Ah, but what about the old studio days?  Weren’t the studios run by authoritarian dictators even in the hay day of Hollywood? Yes!  But they were like magnanimous, though strict, fathers to their little film families.  I know I romanticize it, but at least they were Americans and showed up to work every day and we saw their faces and they put their finger into everything and cared about every little aspect of their business.  There was PASSION for storytelling and TASTE back then. Yes, I romanticize it.  But lately, I’ve been renting a lot of old films and realizing what brilliant work was being made 70 years ago.  Honest, authentic, seamless acting, storytelling and production.
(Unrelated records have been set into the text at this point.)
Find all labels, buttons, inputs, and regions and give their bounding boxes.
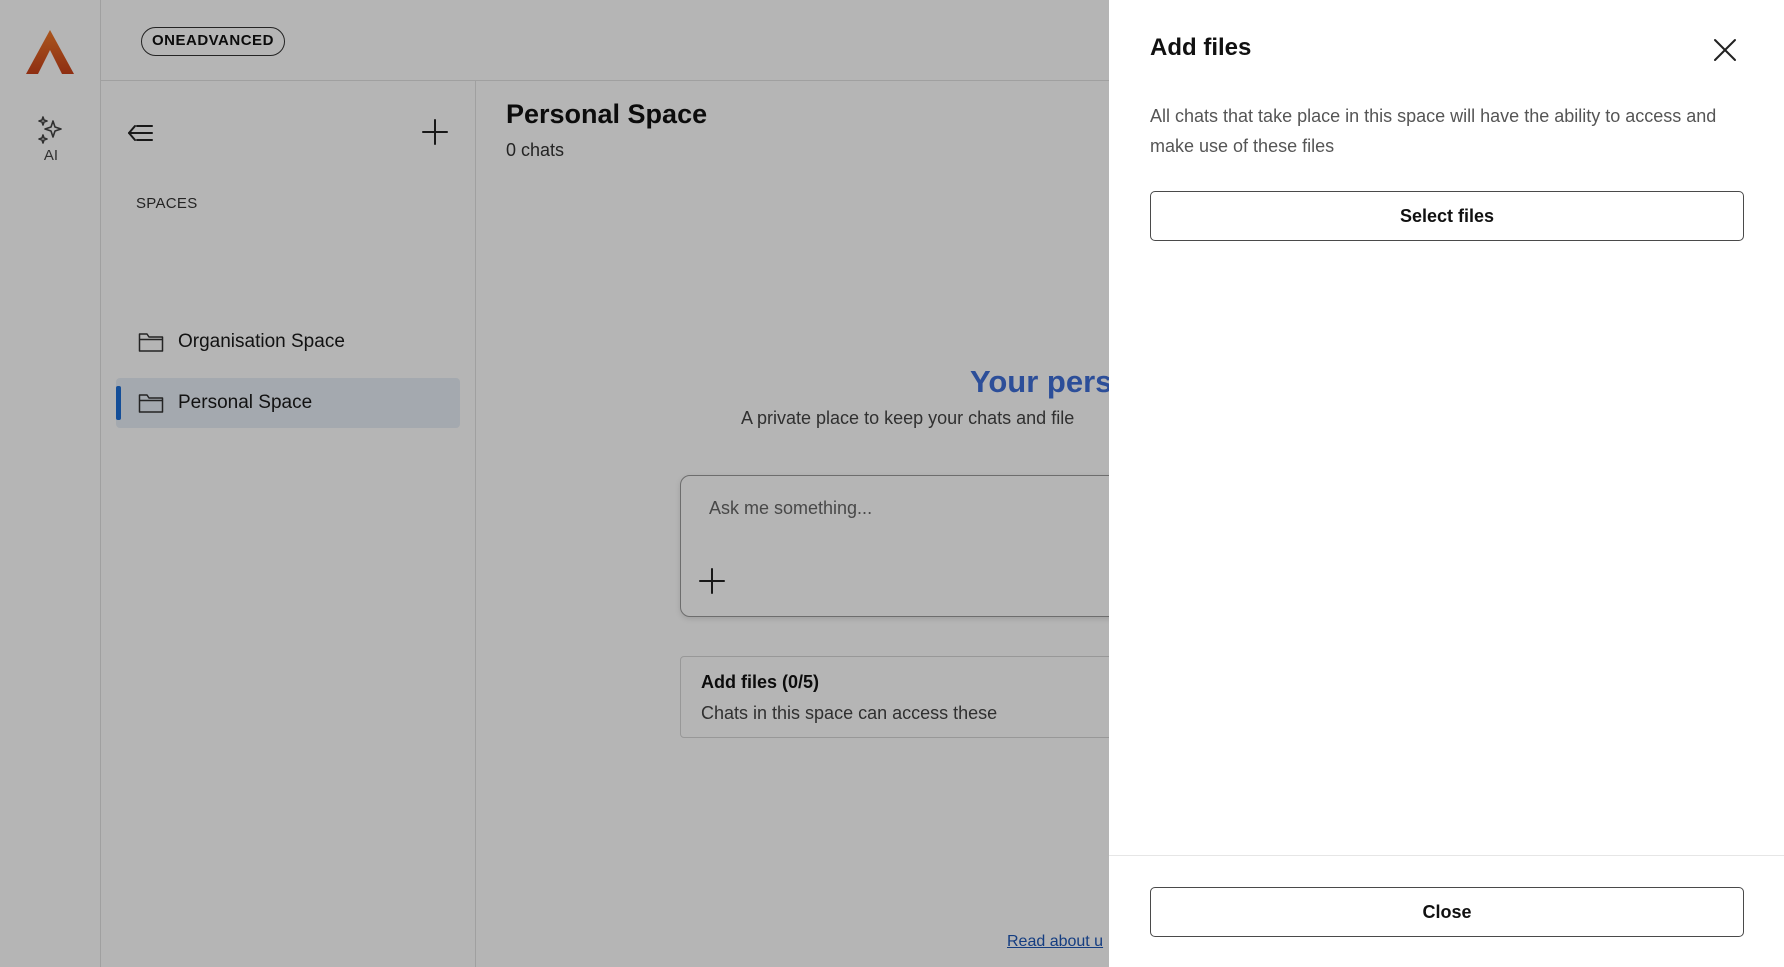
drawer-description: All chats that take place in this space … <box>1150 106 1717 156</box>
select-files-button[interactable]: Select files <box>1150 191 1744 241</box>
add-files-drawer: Add files All chats that take place in t… <box>1109 0 1784 967</box>
close-icon[interactable] <box>1710 35 1740 65</box>
close-button[interactable]: Close <box>1150 887 1744 937</box>
drawer-title: Add files <box>1150 34 1252 61</box>
drawer-footer: Close <box>1109 855 1784 967</box>
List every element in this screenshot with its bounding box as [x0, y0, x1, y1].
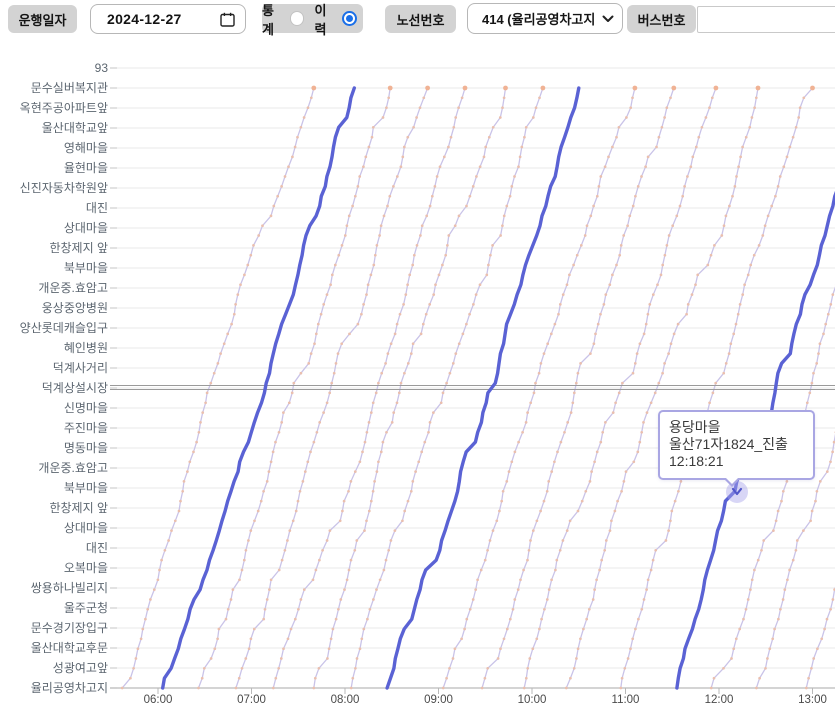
x-axis-label: 07:00 [230, 694, 274, 706]
x-axis: 06:00 07:00 08:00 09:00 10:00 11:00 12:00 13:00 [0, 0, 835, 709]
x-axis-label: 11:00 [604, 694, 648, 706]
x-axis-label: 08:00 [323, 694, 367, 706]
x-axis-label: 06:00 [136, 694, 180, 706]
x-axis-label: 13:00 [791, 694, 835, 706]
x-axis-label: 09:00 [417, 694, 461, 706]
tooltip-bus: 울산71자1824_진출 [669, 436, 803, 453]
tooltip-pointer [723, 478, 741, 487]
tooltip-time: 12:18:21 [669, 453, 803, 470]
bus-history-app: 운행일자 2024-12-27 통계 이력 노선번호 414 (율리공영차고지 … [0, 0, 835, 709]
x-axis-label: 10:00 [510, 694, 554, 706]
tooltip: 용당마을 울산71자1824_진출 12:18:21 [658, 410, 815, 480]
tooltip-stop: 용당마을 [669, 419, 803, 436]
x-axis-label: 12:00 [697, 694, 741, 706]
Our studio films are on shaky ground these days.  They tend to be fly by night quilts barely stitched together by committees of 50 or more executives, fresh out of college trying to figure it out and answering to foreign bosses.
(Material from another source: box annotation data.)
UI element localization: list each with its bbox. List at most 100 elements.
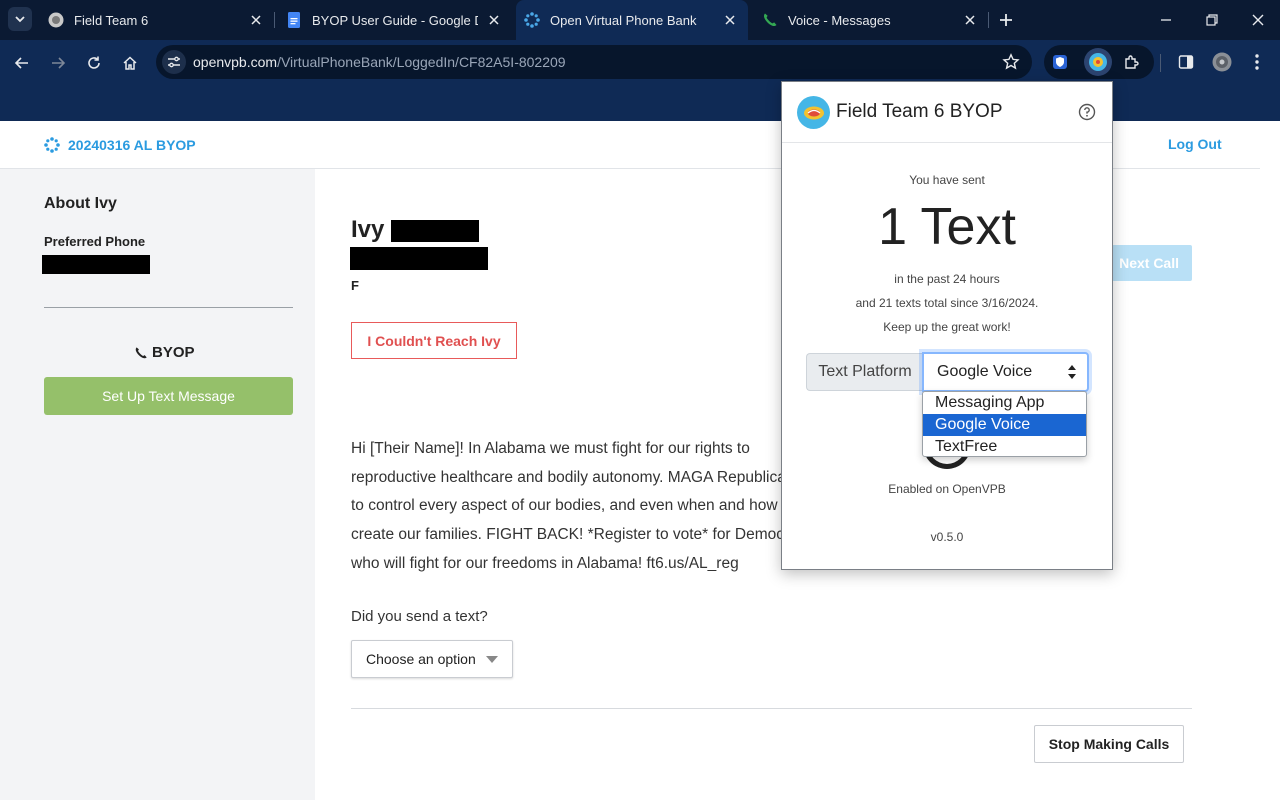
tab-divider	[988, 12, 989, 28]
sent-period-text: in the past 24 hours	[894, 272, 1000, 286]
option-textfree[interactable]: TextFree	[923, 436, 1086, 456]
puzzle-icon	[1125, 55, 1139, 69]
text-platform-options: Messaging App Google Voice TextFree	[922, 391, 1087, 457]
tab-title: Open Virtual Phone Bank	[550, 12, 697, 28]
back-button[interactable]	[11, 52, 33, 74]
url-path: /VirtualPhoneBank/LoggedIn/CF82A5I-80220…	[277, 54, 566, 70]
caret-down-icon	[486, 656, 498, 663]
bookmark-star-icon[interactable]	[1002, 53, 1020, 71]
more-vertical-icon	[1255, 54, 1259, 70]
option-google-voice[interactable]: Google Voice	[923, 414, 1086, 436]
forward-button[interactable]	[47, 52, 69, 74]
script-line: to control every aspect of our bodies, a…	[351, 497, 791, 515]
side-panel-icon	[1178, 55, 1194, 69]
select-arrows-icon	[1068, 365, 1076, 379]
popup-header: Field Team 6 BYOP	[782, 82, 1112, 143]
shield-extension-icon	[1053, 55, 1067, 69]
browser-toolbar: openvpb.com/VirtualPhoneBank/LoggedIn/CF…	[0, 40, 1280, 86]
extension-version: v0.5.0	[930, 530, 964, 544]
popup-title: Field Team 6 BYOP	[836, 101, 1003, 122]
tab-divider	[274, 12, 275, 28]
couldnt-reach-button[interactable]: I Couldn't Reach Ivy	[351, 322, 517, 359]
new-tab-button[interactable]	[996, 10, 1016, 30]
minimize-window-button[interactable]	[1156, 10, 1176, 30]
close-tab-icon[interactable]	[246, 10, 266, 30]
browser-tab-bar: Field Team 6 BYOP User Guide - Google Do…	[0, 0, 1280, 40]
tab-open-virtual-phone-bank[interactable]: Open Virtual Phone Bank	[516, 0, 748, 40]
tab-voice-messages[interactable]: Voice - Messages	[762, 6, 980, 34]
set-up-text-message-button[interactable]: Set Up Text Message	[44, 377, 293, 415]
extension-button-shield[interactable]	[1050, 52, 1070, 72]
contact-gender: F	[351, 278, 359, 293]
extension-button-field-team-6[interactable]	[1084, 48, 1112, 76]
extension-popup: Field Team 6 BYOP You have sent 1 Text i…	[781, 81, 1113, 570]
text-platform-value: Google Voice	[937, 363, 1033, 380]
contact-sidebar: About Ivy Preferred Phone BYOP Set Up Te…	[0, 169, 315, 800]
tab-search-button[interactable]	[8, 7, 32, 31]
tune-icon	[168, 56, 180, 68]
extensions-group	[1044, 45, 1154, 79]
sent-count: 1 Text	[878, 198, 1016, 256]
plus-icon	[1000, 14, 1012, 26]
byop-heading: BYOP	[134, 344, 195, 361]
restore-window-button[interactable]	[1202, 10, 1222, 30]
help-icon[interactable]	[1078, 103, 1096, 121]
redacted-contact-detail	[350, 247, 488, 270]
survey-response-select[interactable]: Choose an option	[351, 640, 513, 678]
minimize-icon	[1161, 19, 1171, 21]
script-line: Hi [Their Name]! In Alabama we must figh…	[351, 440, 750, 457]
option-messaging-app[interactable]: Messaging App	[923, 392, 1086, 414]
call-script: Hi [Their Name]! In Alabama we must figh…	[351, 435, 791, 579]
tab-byop-user-guide[interactable]: BYOP User Guide - Google Docs	[286, 6, 504, 34]
arrow-left-icon	[14, 57, 28, 69]
campaign-label: 20240316 AL BYOP	[68, 137, 196, 153]
address-bar[interactable]: openvpb.com/VirtualPhoneBank/LoggedIn/CF…	[156, 45, 1032, 79]
redacted-phone-number	[42, 255, 150, 274]
url-host: openvpb.com	[193, 54, 278, 70]
profile-avatar-button[interactable]	[1212, 52, 1232, 72]
close-tab-icon[interactable]	[960, 10, 980, 30]
campaign-name[interactable]: 20240316 AL BYOP	[44, 137, 196, 153]
script-line: reproductive healthcare and bodily auton…	[351, 468, 791, 486]
browser-menu-button[interactable]	[1247, 52, 1267, 72]
byop-label: BYOP	[152, 344, 195, 361]
close-tab-icon[interactable]	[720, 10, 740, 30]
extensions-menu-button[interactable]	[1122, 52, 1142, 72]
reload-icon	[88, 56, 100, 69]
openvpb-icon	[524, 12, 540, 28]
sent-total-text: and 21 texts total since 3/16/2024.	[855, 296, 1039, 310]
close-tab-icon[interactable]	[484, 10, 504, 30]
tab-title: Voice - Messages	[788, 12, 891, 28]
side-panel-button[interactable]	[1176, 52, 1196, 72]
redacted-last-name	[391, 220, 479, 242]
openvpb-logo-icon	[44, 137, 60, 153]
toolbar-divider	[1160, 54, 1161, 72]
encouragement-text: Keep up the great work!	[883, 320, 1011, 334]
field-team-6-icon	[48, 12, 64, 28]
reload-button[interactable]	[83, 52, 105, 74]
avatar-icon	[1212, 52, 1232, 72]
home-icon	[123, 56, 137, 70]
phone-icon	[135, 346, 147, 358]
close-window-button[interactable]	[1248, 10, 1268, 30]
tab-field-team-6[interactable]: Field Team 6	[48, 6, 266, 34]
close-icon	[1252, 14, 1264, 26]
url-text: openvpb.com/VirtualPhoneBank/LoggedIn/CF…	[193, 54, 566, 70]
chevron-down-icon	[15, 16, 25, 23]
survey-select-value: Choose an option	[366, 651, 476, 667]
page-scrollbar[interactable]	[1260, 121, 1280, 800]
google-docs-icon	[288, 12, 300, 28]
sent-label: You have sent	[909, 173, 985, 187]
field-team-6-logo-icon	[800, 99, 827, 126]
home-button[interactable]	[119, 52, 141, 74]
next-call-button[interactable]: Next Call	[1112, 245, 1192, 281]
survey-question: Did you send a text?	[351, 608, 488, 625]
stop-making-calls-button[interactable]: Stop Making Calls	[1034, 725, 1184, 763]
tab-title: BYOP User Guide - Google Docs	[312, 12, 478, 28]
text-platform-select[interactable]: Google Voice	[922, 352, 1089, 392]
preferred-phone-label: Preferred Phone	[44, 234, 146, 249]
enabled-status: Enabled on OpenVPB	[888, 482, 1006, 496]
site-info-button[interactable]	[162, 50, 186, 74]
log-out-link[interactable]: Log Out	[1168, 136, 1222, 152]
field-team-6-logo	[797, 96, 830, 129]
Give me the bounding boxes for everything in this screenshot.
What’s the answer?  Make a billion and start buying up the conglomerates.  Break them into little pieces and break the distribution domination of the studios.  Let the little guys in.  Give the audience some choice.  Make great films and let them be equally marketed and available. Encourage our stars to support the small quality films so they can get into the world wide marketing/distribution machine.
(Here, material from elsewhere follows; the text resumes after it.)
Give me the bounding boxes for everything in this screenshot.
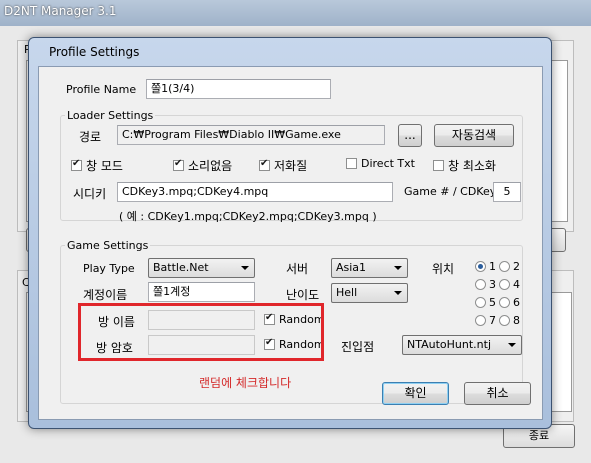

And let Harvey and Bob Weinstein take back their baby.  I want them to keep making and distributing films.  They may not always be nice people (rumor) but at least they have TASTE!

 


Comments

06/28/2010 8:55am

I think you're really gutsy to call out the plebian corporate fatcats trying to horn in on our movie biz. It's an interesting discussion. Basically, the studios (except for Disney that has BECOME a corporate power, acquiring media and bands like ABC, ESPN, the Mighty Ducks the Angels, etc) are all owned by the corporations now - Columbia/Sony, Paramount/Viacom, Time/Warner, NBCUniversal/GE (30 Rock gets a lot of comic mileage out of GE being the soulless corporate parent company of a creative medium. Jack (Alec Baldwin) is VP of Network Programming and Microwave Technology for the network/parent company). The Miramax brand went into cardiac arrest as soon as the Weinsteins divorced Disney over the Mouse's refusal to distribute Michael Moore's Farhienhiet 9/11 - corporations don't like to offend any of their consumer demographics, after all, makes their stock plummet. For true filmmaking in the spirit of artistic endeavor, as opposed to a purely commerical cinematic product, one must turn to indie or foreign films, it seems.